Pourquoi cette technologie est importante pour la transition énergétique

Le Solar Energy Technologies Office du ministère américain de l'Énergie a identifié les pérovskites comme un domaine de recherche prioritaire précisément parce qu'elles pourraient réduire considérablement le coût et augmenter la production des installations solaires. Le Japon s'est fixé un objectif national de 20 gigawatts d'électricité produite par les pérovskites d'ici 2040.

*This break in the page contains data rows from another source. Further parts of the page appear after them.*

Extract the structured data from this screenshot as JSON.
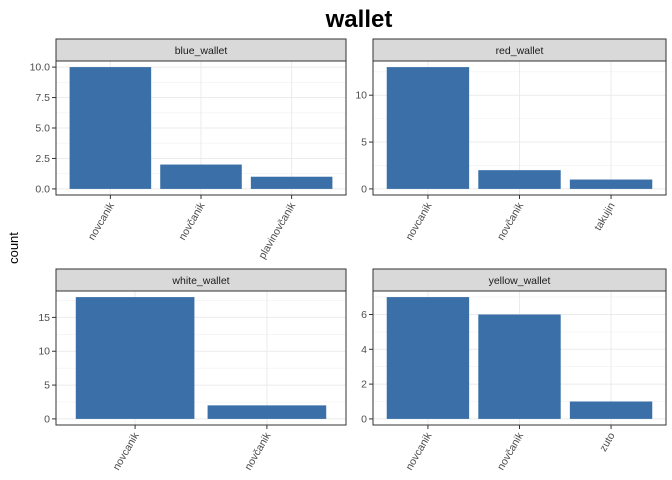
{
  "chart_data": {
    "type": "bar",
    "title": "wallet",
    "ylabel": "count",
    "xlabel": "",
    "bar_color": "#3A6FA8",
    "strip_fill": "#D9D9D9",
    "grid": true,
    "facets": [
      {
        "label": "blue_wallet",
        "categories": [
          "novcanik",
          "novčanik",
          "plavinovčanik"
        ],
        "values": [
          10,
          2,
          1
        ],
        "ylim": [
          -0.5,
          10.5
        ],
        "yticks": [
          "0.0",
          "2.5",
          "5.0",
          "7.5",
          "10.0"
        ],
        "ytick_values": [
          0,
          2.5,
          5,
          7.5,
          10
        ]
      },
      {
        "label": "red_wallet",
        "categories": [
          "novcanik",
          "novčanik",
          "takujin"
        ],
        "values": [
          13,
          2,
          1
        ],
        "ylim": [
          -0.65,
          13.65
        ],
        "yticks": [
          "0",
          "5",
          "10"
        ],
        "ytick_values": [
          0,
          5,
          10
        ]
      },
      {
        "label": "white_wallet",
        "categories": [
          "novcanik",
          "novčanik"
        ],
        "values": [
          18,
          2
        ],
        "ylim": [
          -0.9,
          18.9
        ],
        "yticks": [
          "0",
          "5",
          "10",
          "15"
        ],
        "ytick_values": [
          0,
          5,
          10,
          15
        ]
      },
      {
        "label": "yellow_wallet",
        "categories": [
          "novcanik",
          "novčanik",
          "zuto"
        ],
        "values": [
          7,
          6,
          1
        ],
        "ylim": [
          -0.35,
          7.35
        ],
        "yticks": [
          "0",
          "2",
          "4",
          "6"
        ],
        "ytick_values": [
          0,
          2,
          4,
          6
        ]
      }
    ]
  }
}
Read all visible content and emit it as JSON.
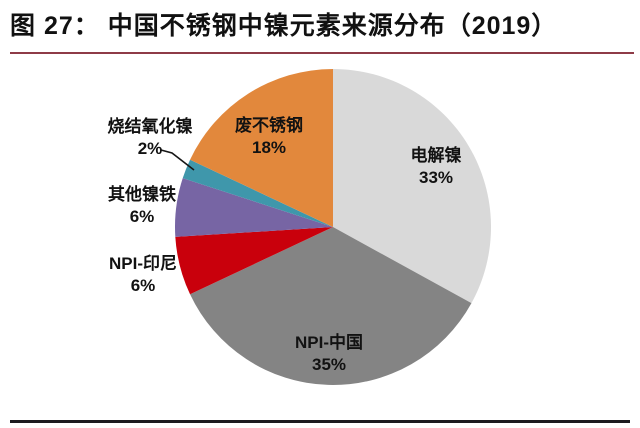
{
  "figure": {
    "title": "图 27： 中国不锈钢中镍元素来源分布（2019）",
    "title_rule_color": "#8E3B47",
    "bottom_rule_color": "#1C1C20"
  },
  "chart_data": {
    "type": "pie",
    "title": "中国不锈钢中镍元素来源分布（2019）",
    "direction": "clockwise",
    "start_angle_deg": 0,
    "legend_position": "none",
    "slices": [
      {
        "id": "electrolytic-nickel",
        "label": "电解镍",
        "value_pct": 33,
        "pct_text": "33%",
        "color": "#D9D9D9",
        "label_placement": "inside"
      },
      {
        "id": "npi-china",
        "label": "NPI-中国",
        "value_pct": 35,
        "pct_text": "35%",
        "color": "#848484",
        "label_placement": "inside"
      },
      {
        "id": "npi-indonesia",
        "label": "NPI-印尼",
        "value_pct": 6,
        "pct_text": "6%",
        "color": "#C9000C",
        "label_placement": "outside"
      },
      {
        "id": "other-ferronickel",
        "label": "其他镍铁",
        "value_pct": 6,
        "pct_text": "6%",
        "color": "#7765A4",
        "label_placement": "outside"
      },
      {
        "id": "sintered-nickel-oxide",
        "label": "烧结氧化镍",
        "value_pct": 2,
        "pct_text": "2%",
        "color": "#3F97AB",
        "label_placement": "outside-with-leader"
      },
      {
        "id": "scrap-stainless-steel",
        "label": "废不锈钢",
        "value_pct": 18,
        "pct_text": "18%",
        "color": "#E2883C",
        "label_placement": "inside"
      }
    ]
  }
}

Si les problèmes de durabilité et de toxicité sont résolus (et le rythme des progrès suggère qu'ils le seront à terme), les cellules solaires en pérovskite pourraient rendre l'énergie solaire moins chère, plus légère et plus polyvalente que jamais. Les films flexibles en pérovskite pourraient recouvrir des surfaces courbes, des toits de véhicules ou des façades de bâtiments que les panneaux rigides en silicium ne peuvent pas atteindre. Dans un monde qui se précipite pour décarboniser son approvisionnement énergétique, ce type de flexibilité pourrait s'avérer aussi précieux que les gains d'efficacité eux-mêmes.